Avoca -- which brings together executives from CROs, pharmaceutical and biotech companies to discuss pressing issues -- said the results of its most recent survey of CROs and sponsors found that more than half of both sponsor and CRO respondents said they felt micromanaged. But only 41% of sponsors felt they could actually achieve quality trials without increased oversight.
Christopher Hilton, vice president of development and clinical alliance management at Pfizer, noted that his company has tried to remove as much redundancy with its CRO partnerships as possible, adding, “If we can move it towards a healthy tension, or a partnership, that might be better…but at the end of the day, CROs talk about wanting skin in the game and risk-sharing, but if we actually screw up at Pfizer and lose $2 billion, they aren’t going to share in that risk.” He added that CROs should be willing to give “a lit bit more in terms of transparency.”
And some say increases in risk sharing for CROs might not necessarily raise the level of trial quality.
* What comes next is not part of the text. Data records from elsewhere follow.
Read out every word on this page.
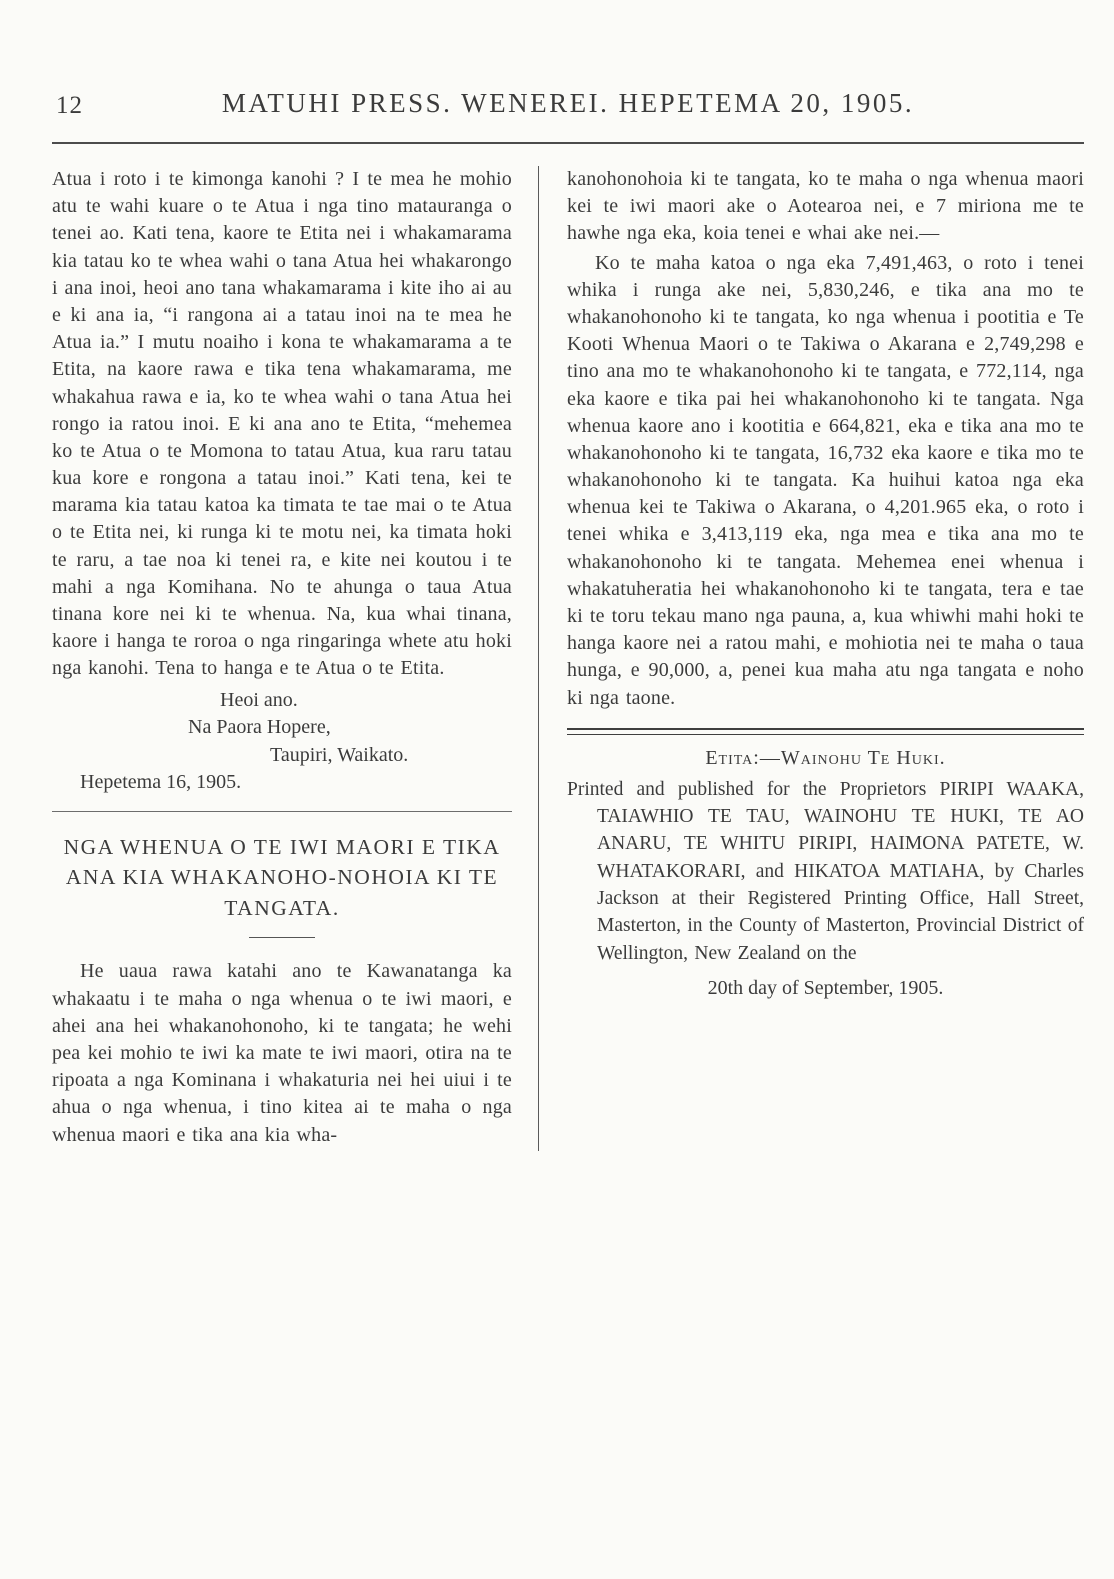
12	MATUHI PRESS. WENEREI. HEPETEMA 20, 1905.

Atua i roto i te kimonga kanohi ? I te mea he mohio atu te wahi kuare o te Atua i nga tino matauranga o tenei ao. Kati tena, kaore te Etita nei i whakamarama kia tatau ko te whea wahi o tana Atua hei whakarongo i ana inoi, heoi ano tana whakamarama i kite iho ai au e ki ana ia, “i rangona ai a tatau inoi na te mea he Atua ia.” I mutu noaiho i kona te whakamarama a te Etita, na kaore rawa e tika tena whakamarama, me whakahua rawa e ia, ko te whea wahi o tana Atua hei rongo ia ratou inoi. E ki ana ano te Etita, “mehemea ko te Atua o te Momona to tatau Atua, kua raru tatau kua kore e rongona a tatau inoi.” Kati tena, kei te marama kia tatau katoa ka timata te tae mai o te Atua o te Etita nei, ki runga ki te motu nei, ka timata hoki te raru, a tae noa ki tenei ra, e kite nei koutou i te mahi a nga Komihana. No te ahunga o taua Atua tinana kore nei ki te whenua. Na, kua whai tinana, kaore i hanga te roroa o nga ringaringa whete atu hoki nga kanohi. Tena to hanga e te Atua o te Etita.

Heoi ano.
Na Paora Hopere,
Taupiri, Waikato.
Hepetema 16, 1905.
NGA WHENUA O TE IWI MAORI E TIKA ANA KIA WHAKANOHO-NOHOIA KI TE TANGATA.

He uaua rawa katahi ano te Kawanatanga ka whakaatu i te maha o nga whenua o te iwi maori, e ahei ana hei whakanohonoho, ki te tangata; he wehi pea kei mohio te iwi ka mate te iwi maori, otira na te ripoata a nga Kominana i whakaturia nei hei uiui i te ahua o nga whenua, i tino kitea ai te maha o nga whenua maori e tika ana kia wha-

kanohonohoia ki te tangata, ko te maha o nga whenua maori kei te iwi maori ake o Aotearoa nei, e 7 miriona me te hawhe nga eka, koia tenei e whai ake nei.—

Ko te maha katoa o nga eka 7,491,463, o roto i tenei whika i runga ake nei, 5,830,246, e tika ana mo te whakanohonoho ki te tangata, ko nga whenua i pootitia e Te Kooti Whenua Maori o te Takiwa o Akarana e 2,749,298 e tino ana mo te whakanohonoho ki te tangata, e 772,114, nga eka kaore e tika pai hei whakanohonoho ki te tangata. Nga whenua kaore ano i kootitia e 664,821, eka e tika ana mo te whakanohonoho ki te tangata, 16,732 eka kaore e tika mo te whakanohonoho ki te tangata. Ka huihui katoa nga eka whenua kei te Takiwa o Akarana, o 4,201.965 eka, o roto i tenei whika e 3,413,119 eka, nga mea e tika ana mo te whakanohonoho ki te tangata. Mehemea enei whenua i whakatuheratia hei whakanohonoho ki te tangata, tera e tae ki te toru tekau mano nga pauna, a, kua whiwhi mahi hoki te hanga kaore nei a ratou mahi, e mohiotia nei te maha o taua hunga, e 90,000, a, penei kua maha atu nga tangata e noho ki nga taone.

Etita:—Wainohu Te Huki.

Printed and published for the Proprietors PIRIPI WAAKA, TAIAWHIO TE TAU, WAINOHU TE HUKI, TE AO ANARU, TE WHITU PIRIPI, HAIMONA PATETE, W. WHATAKORARI, and HIKATOA MATIAHA, by Charles Jackson at their Registered Printing Office, Hall Street, Masterton, in the County of Masterton, Provincial District of Wellington, New Zealand on the

20th day of September, 1905.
Mitchell Katz, executive director of medical research operations at Purdue Pharma, told Outsourcing-Pharma.com that quality does not necessarily improve when CROs have more of a financial stake in a trial’s outcome.
Some executives of CROs believe the uneven partnerships are levelling off, especially as IT investments have boosted the role and abilities of CROs. Some, such as Covance, have ramped up their IT investments over the past few years to try to separate themselves from competitors.
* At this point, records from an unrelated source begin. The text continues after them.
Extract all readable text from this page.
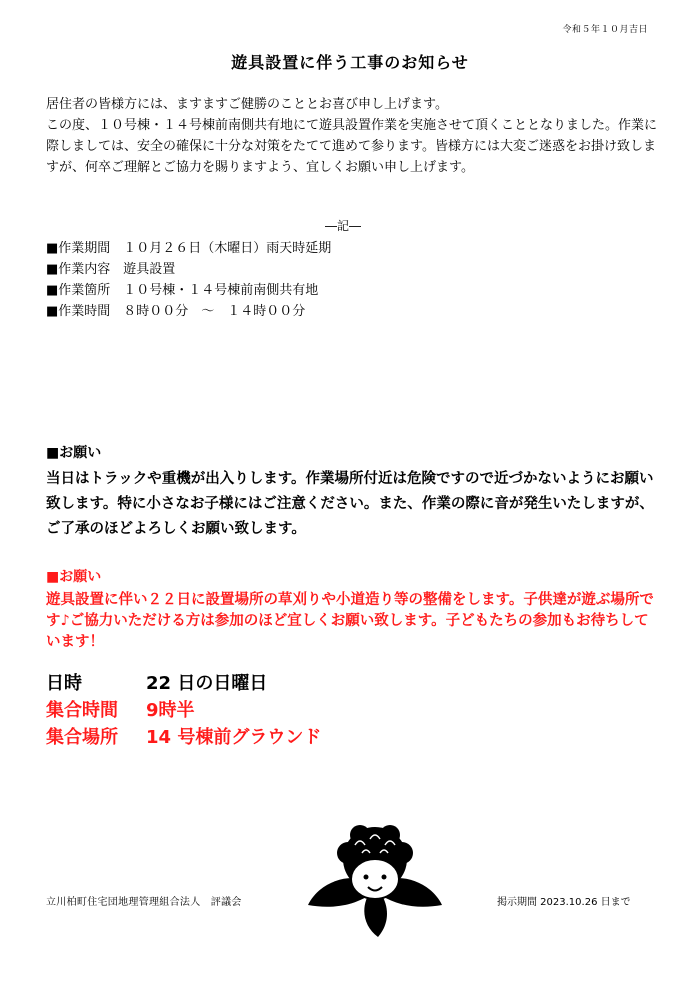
令和５年１０月吉日
遊具設置に伴う工事のお知らせ

居住者の皆様方には、ますますご健勝のこととお喜び申し上げます。

この度、１０号棟・１４号棟前南側共有地にて遊具設置作業を実施させて頂くこととなりました。作業に際しましては、安全の確保に十分な対策をたてて進めて参ります。皆様方には大変ご迷惑をお掛け致しますが、何卒ご理解とご協力を賜りますよう、宜しくお願い申し上げます。

―記―
■作業期間　１０月２６日（木曜日）雨天時延期
■作業内容　遊具設置
■作業箇所　１０号棟・１４号棟前南側共有地
■作業時間　８時００分　～　１４時００分
■お願い
当日はトラックや重機が出入りします。作業場所付近は危険ですので近づかないようにお願い致します。特に小さなお子様にはご注意ください。また、作業の際に音が発生いたしますが、ご了承のほどよろしくお願い致します。
■お願い
遊具設置に伴い２２日に設置場所の草刈りや小道造り等の整備をします。子供達が遊ぶ場所です♪ご協力いただける方は参加のほど宜しくお願い致します。子どもたちの参加もお待ちしています！
日時	22 日の日曜日
集合時間	9時半
集合場所	14 号棟前グラウンド
立川柏町住宅団地理管理組合法人　評議会	掲示期間 2023.10.26 日まで
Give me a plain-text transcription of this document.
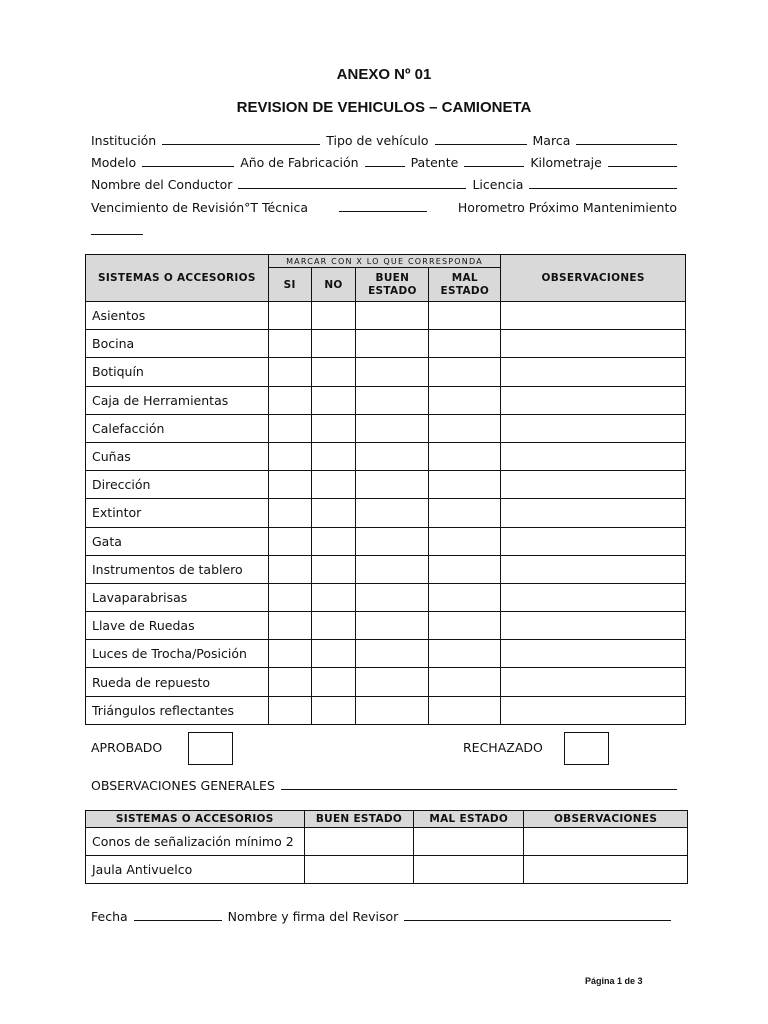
ANEXO Nº 01
REVISION DE VEHICULOS – CAMIONETA
Institución	Tipo de vehículo	Marca
Modelo	Año de Fabricación	Patente	Kilometraje
Nombre del Conductor	Licencia
Vencimiento de Revisión°T Técnica	Horometro Próximo Mantenimiento
SISTEMAS O ACCESORIOS	MARCAR CON X LO QUE CORRESPONDA				OBSERVACIONES
	SI	NO	BUEN ESTADO	MAL ESTADO	
Asientos					
Bocina					
Botiquín					
Caja de Herramientas					
Calefacción					
Cuñas					
Dirección					
Extintor					
Gata					
Instrumentos de tablero					
Lavaparabrisas					
Llave de Ruedas					
Luces de Trocha/Posición					
Rueda de repuesto					
Triángulos reflectantes					
APROBADO	RECHAZADO
OBSERVACIONES GENERALES
SISTEMAS O ACCESORIOS	BUEN ESTADO	MAL ESTADO	OBSERVACIONES
Conos de señalización mínimo 2			
Jaula Antivuelco			
Fecha	Nombre y firma del Revisor
Página 1 de 3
“If you’re a $30B pharma company and you have two clinical CROs that do all of your development, you better treat them like a partner,” Covance CEO Joe Herring said May 8 at the R.W. Baird 2013 Growth Stock Conference. And since it can take “a few years to wind down the backlog and wind up a new contract…partnership is not as much of a four-letter word as it was a few years ago,” he added.
Stephen Cutler, PhD, group president of Icon, said some of the additional, and at times unnecessary, oversight comes because sponsors have the upper hand in the relationship. "I think in the strong partnerships I've been involved in, the concept of a primary and secondary partner doesn't exist" and the "best sponsors demand CROs to speak up and it genuinely works well."
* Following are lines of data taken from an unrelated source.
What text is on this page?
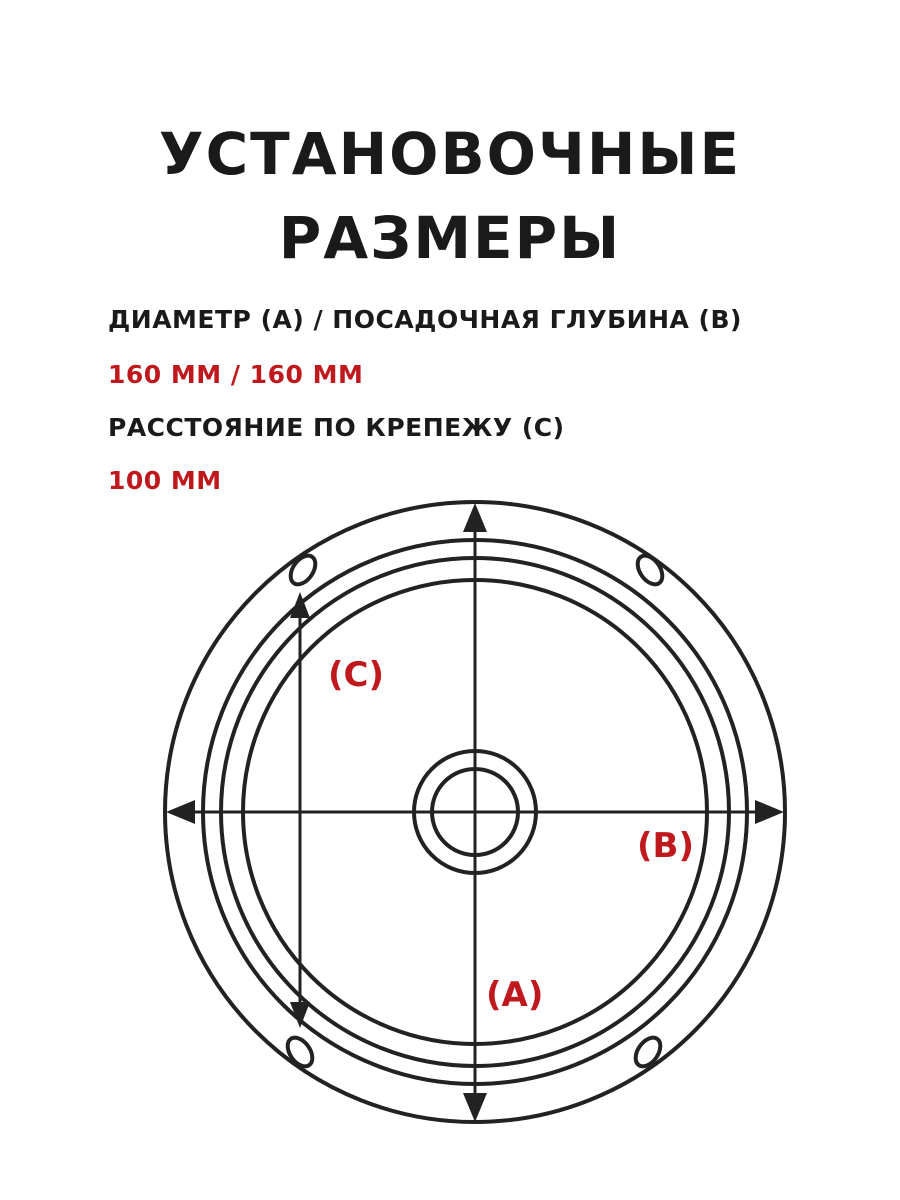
УСТАНОВОЧНЫЕ
РАЗМЕРЫ
ДИАМЕТР (A) / ПОСАДОЧНАЯ ГЛУБИНА (B)
160 ММ / 160 ММ
РАССТОЯНИЕ ПО КРЕПЕЖУ (C)
100 ММ
(C)
(B)
(A)
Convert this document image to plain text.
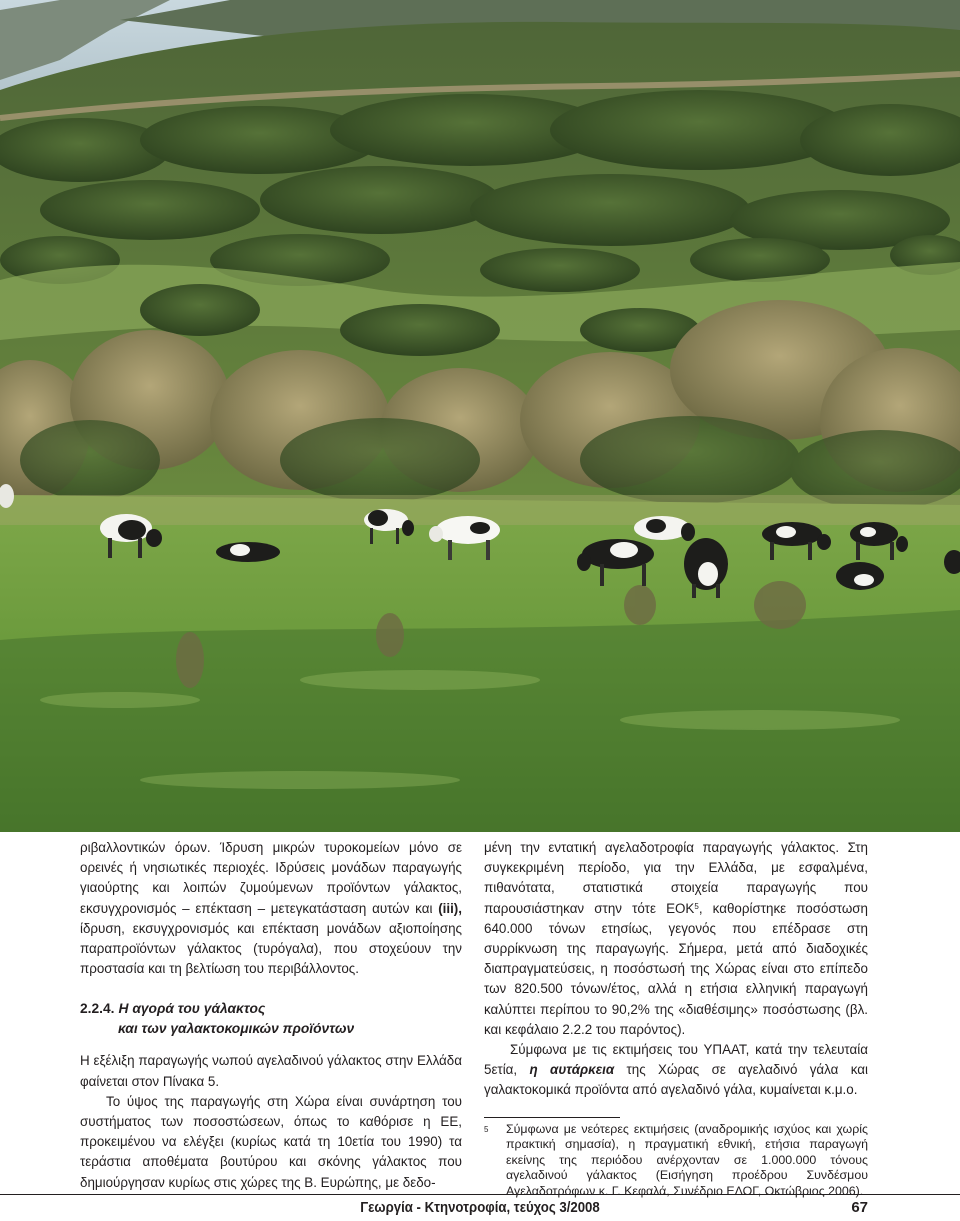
ριβαλλοντικών όρων. Ίδρυση μικρών τυροκομείων μόνο σε ορεινές ή νησιωτικές περιοχές. Ιδρύσεις μονάδων παραγωγής γιαούρτης και λοιπών ζυμούμενων προϊόντων γάλακτος, εκσυγχρονισμός – επέκταση – μετεγκατάσταση αυτών και (iii), ίδρυση, εκσυγχρονισμός και επέκταση μονάδων αξιοποίησης παραπροϊόντων γάλακτος (τυρόγαλα), που στοχεύουν την προστασία και τη βελτίωση του περιβάλλοντος.

2.2.4. Η αγορά του γάλακτος
και των γαλακτοκομικών προϊόντων

Η εξέλιξη παραγωγής νωπού αγελαδινού γάλακτος στην Ελλάδα φαίνεται στον Πίνακα 5.

Το ύψος της παραγωγής στη Χώρα είναι συνάρτηση του συστήματος των ποσοστώσεων, όπως το καθόρισε η ΕΕ, προκειμένου να ελέγξει (κυρίως κατά τη 10ετία του 1990) τα τεράστια αποθέματα βουτύρου και σκόνης γάλακτος που δημιούργησαν κυρίως στις χώρες της Β. Ευρώπης, με δεδο-

μένη την εντατική αγελαδοτροφία παραγωγής γάλακτος. Στη συγκεκριμένη περίοδο, για την Ελλάδα, με εσφαλμένα, πιθανότατα, στατιστικά στοιχεία παραγωγής που παρουσιάστηκαν στην τότε ΕΟΚ$^5$, καθορίστηκε ποσόστωση 640.000 τόνων ετησίως, γεγονός που επέδρασε στη συρρίκνωση της παραγωγής. Σήμερα, μετά από διαδοχικές διαπραγματεύσεις, η ποσόστωσή της Χώρας είναι στο επίπεδο των 820.500 τόνων/έτος, αλλά η ετήσια ελληνική παραγωγή καλύπτει περίπου το 90,2% της «διαθέσιμης» ποσόστωσης (βλ. και κεφάλαιο 2.2.2 του παρόντος).

Σύμφωνα με τις εκτιμήσεις του ΥΠΑΑΤ, κατά την τελευταία 5ετία, η αυτάρκεια της Χώρας σε αγελαδινό γάλα και γαλακτοκομικά προϊόντα από αγελαδινό γάλα, κυμαίνεται κ.μ.ο.

5	Σύμφωνα με νεότερες εκτιμήσεις (αναδρομικής ισχύος και χωρίς πρακτική σημασία), η πραγματική εθνική, ετήσια παραγωγή εκείνης της περιόδου ανέρχονταν σε 1.000.000 τόνους αγελαδινού γάλακτος (Εισήγηση προέδρου Συνδέσμου Αγελαδοτρόφων κ. Γ. Κεφαλά, Συνέδριο ΕΛΟΓ, Οκτώβριος 2006).
Γεωργία - Κτηνοτροφία, τεύχος 3/2008	67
Anne Meeker-O’Connell, acting division director of good clinical compliance at the US FDA, seemed to take the middle ground, calling on both sides said, “We should focus on clarity, particularly when an issue is identified – so that it isn’t just identified and captured but also resolved.”
In addition to oversight, executives also said standards to deal with risk management and quality oversight, similar to the ICH’s Q9 for manufacturing, or FDA guidelines could help. “I think we’re desperate for [such a standard],” Jeffrey McMullen, vice chairman of inVentiv Health, said. Others called for a single platform for standard operating procedures, which could aid the sponsors’ call for transparency.
Michael Jones, senior director of Eli Lilly, bemoaned the lack of IT adoption that “could move us forward leaps and bounds in terms of real-time access.”